I felt a funny feeling in my stomach. I was shocked at what I had done. At the same time I was glad I’d done it and I wasn’t about to stop.

Anxious to see the final result, I kept cutting and cutting and cutting. I reduced my sideburns. (I’d shave the new lines later.) I exposed my ears. I cut the rest of the back evenly and progressed to a longer top.

It may sound like I was doing a hack job on myself. Not true. Like I said, I’m an expert with measurements. I kept most of the sides and back of my hair at that rough one-inch, finger’s width length. With the comb I was able to taper down to a natural line at the nape. And I was able to extend the length gradually to the top, which I took down to a conservative two-inch (two-fingers) length.

I took a long look in the mirror when I was done.

"Well, that’s that, Dennis," I said. "You’re now a short-haired man." I never had hair this short as an adult, or as an adolescent for that matter, so this was a totally new experience. "You can stop fretting over your hair and get on with life."

I gathered up the mounds of discarded hair on the sink and floor and consigned it to a trash can. I shook out the remaining cut bits from my head then went to bed.

The next morning I woke before the alarm. I slipped on yesterday’s clothes and went out in search of a doughnut shop. I ruffled my hair, which felt great, and didn’t bother with the cap.

After I’d eaten breakfast and showered, I didn’t bother with hair products or with blow-drying. When I was ready to leave, my hair had just about dried on its own. I ruffled it as I looked in a mirror by the door. What I saw was a variation of a caesar cut (as I’d later learn). A longer variation. The cut was symmetrical but I could brush it to the side if I wanted. It had lots of natural texture. (Finally the thickness was useful!) It was short. I didn’t care. And I didn’t care whether anyone else would like it or think it strange. I felt good about the haircut and good about myself.

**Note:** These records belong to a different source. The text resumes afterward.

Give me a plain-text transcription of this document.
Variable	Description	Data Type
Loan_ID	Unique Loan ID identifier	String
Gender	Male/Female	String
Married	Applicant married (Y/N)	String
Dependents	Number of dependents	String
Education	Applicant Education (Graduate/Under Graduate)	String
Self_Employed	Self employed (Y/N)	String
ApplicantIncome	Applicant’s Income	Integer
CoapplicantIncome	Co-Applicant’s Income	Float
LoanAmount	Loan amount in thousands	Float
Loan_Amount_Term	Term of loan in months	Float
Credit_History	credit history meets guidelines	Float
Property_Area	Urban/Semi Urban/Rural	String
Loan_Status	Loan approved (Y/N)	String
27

I was still feeling light-weighted and positive when I reached my new employer’s personnel office and was duly processed with photo taken for an ID card and legal forms filled out. I was handed a white lab coat to use, logically, whenever I was working in the lab.

"You’ll have your name tag by the end of the day," I was told. "You go by ‘Dennis,’ right?

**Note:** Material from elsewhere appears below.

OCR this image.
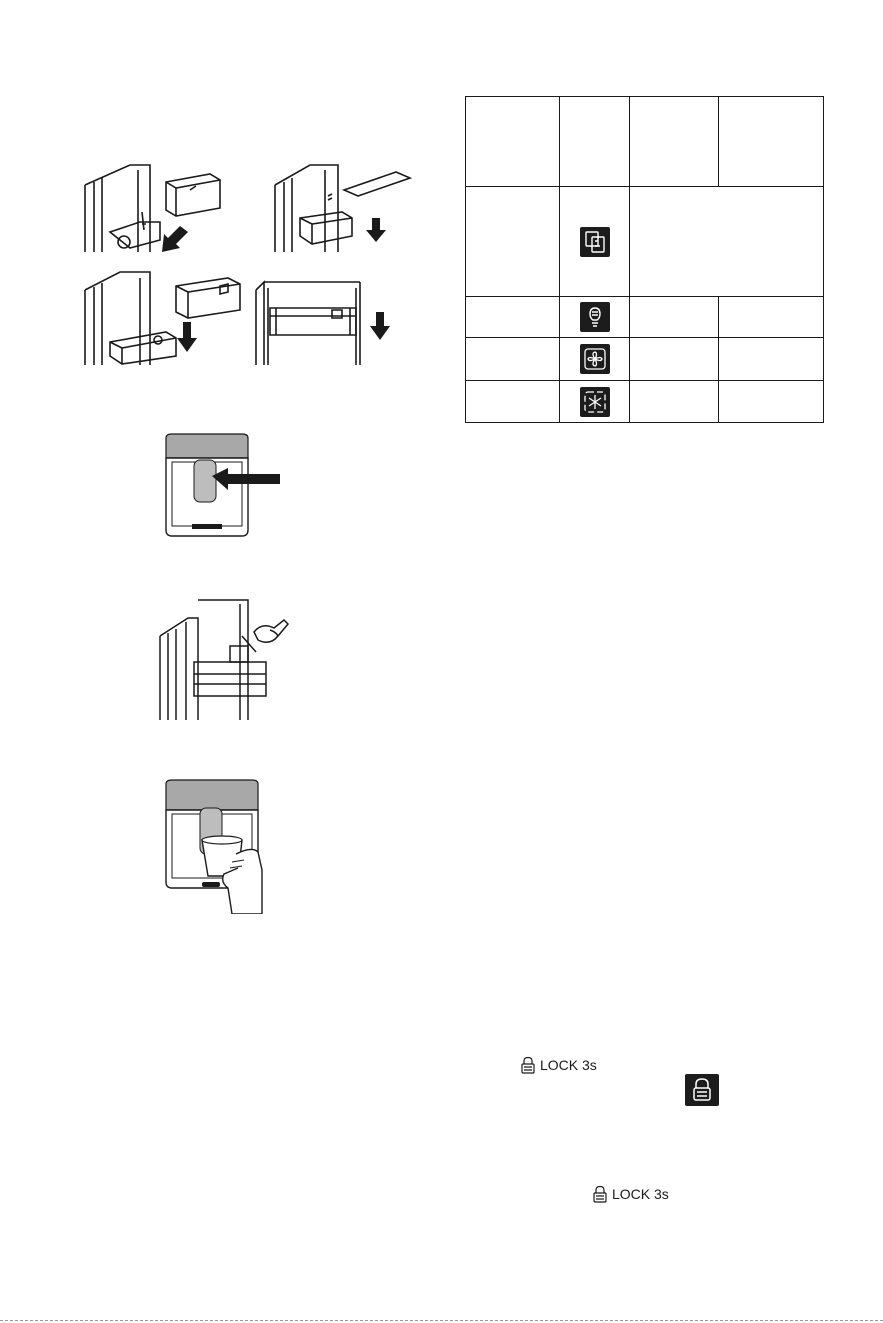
LOCK 3s
LOCK 3s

"‘Denny,’ if you don’t mind." I surprised myself with that one. I’d never been called "Denny." But it was fitting now because I didn’t feel like "Dennis" anymore."

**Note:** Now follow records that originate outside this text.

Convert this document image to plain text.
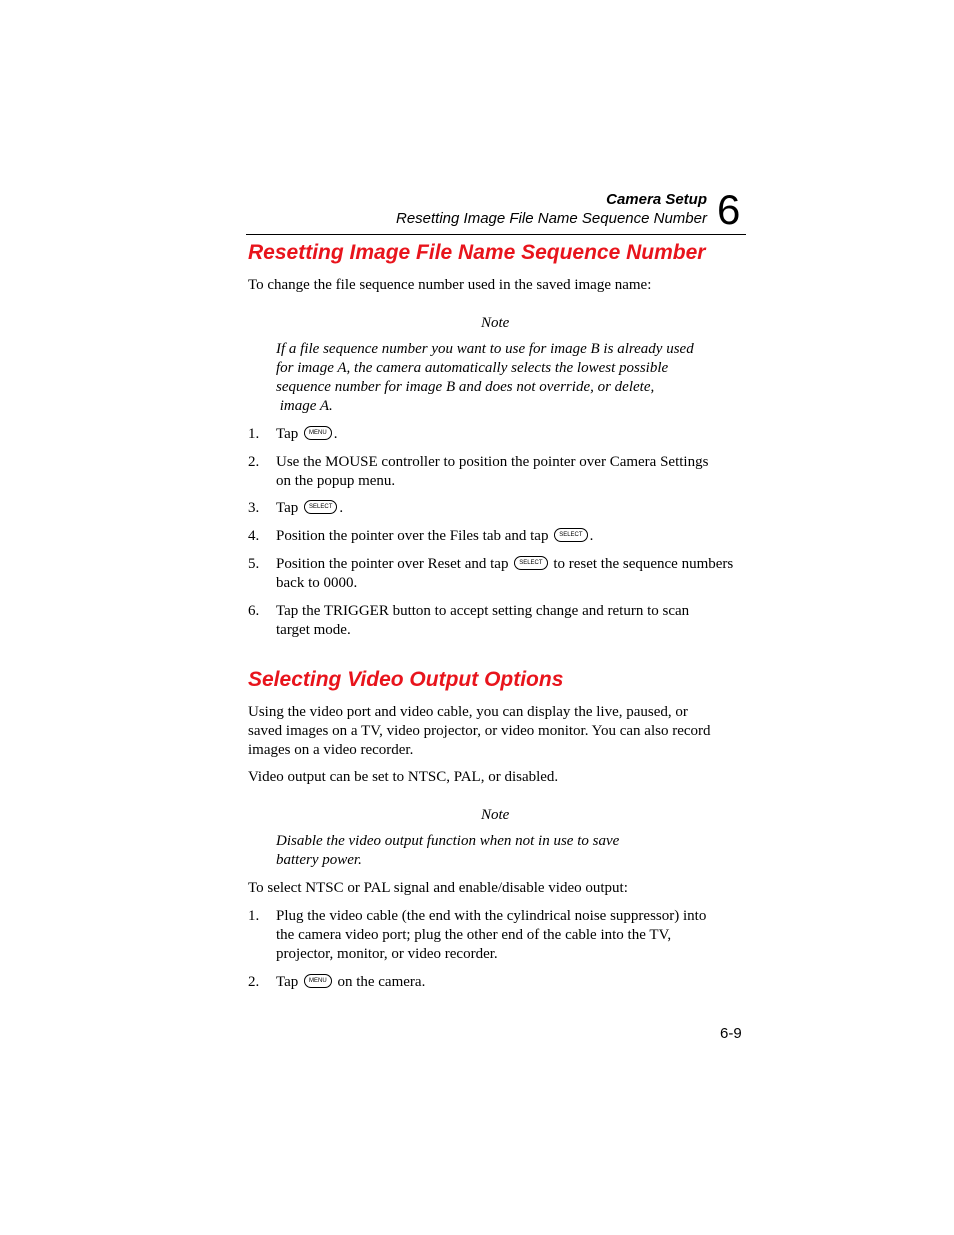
Camera Setup
Resetting Image File Name Sequence Number 6
Resetting Image File Name Sequence Number

To change the file sequence number used in the saved image name:

Note

If a file sequence number you want to use for image B is already used
for image A, the camera automatically selects the lowest possible
sequence number for image B and does not override, or delete,
image A.
1. Tap MENU .
2. Use the MOUSE controller to position the pointer over Camera Settings
on the popup menu.
3. Tap SELECT .
4. Position the pointer over the Files tab and tap SELECT .
5. Position the pointer over Reset and tap SELECT to reset the sequence numbers
back to 0000.
6. Tap the TRIGGER button to accept setting change and return to scan
target mode.
Selecting Video Output Options
Using the video port and video cable, you can display the live, paused, or
saved images on a TV, video projector, or video monitor. You can also record
images on a video recorder.

Video output can be set to NTSC, PAL, or disabled.

Note

Disable the video output function when not in use to save
battery power.

To select NTSC or PAL signal and enable/disable video output:

1. Plug the video cable (the end with the cylindrical noise suppressor) into
the camera video port; plug the other end of the cable into the TV,
projector, monitor, or video recorder.
2. Tap MENU on the camera.
6-9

I was assigned a locker then shown to my lab space. As we entered the room, I heard one woman whisper to another. "Who’s the sexy new guy?" I glanced to see who they were talking about. It was me!

I know it sounds like I’m about to say that my life turned around, that I suddenly became popular, made lots of friends, and was tremendously successful in my career.

I wouldn’t want to disappoint. I had to prove myself at work, prove that I was worth my salary. I did, but that was because I was diligent and knew my subject. I acquired a number of good friends who accepted my nerdy traits; some were fellow video gamers.

I don’t know whether my short haircut motivated a personality change or whether I was already ready to come into my own and adjusted my haircut to that. I remained an introvert while I opened up to others and developed a good (wry) sense of humor. I like to think I retained a sympathy for others’ insecurities.

I kept my short haircut, with some occasional nods to fashion changes but no fad cuts. It looks great and I wish I’d gone with it sooner. Except I wasn’t ready then.

I am still "Denny." Or just "Den." If a stranger asked for "Dennis," they’d be told, "Oh, you mean Den. The skinny guy."

The moral of my story is . . . I don’t know. "Respect yourself," maybe? "Listen to your gut"? (That doesn’t sound right.)

All I can say is that I changed overnight, literally. For me, the start was simply a haircut that suited me.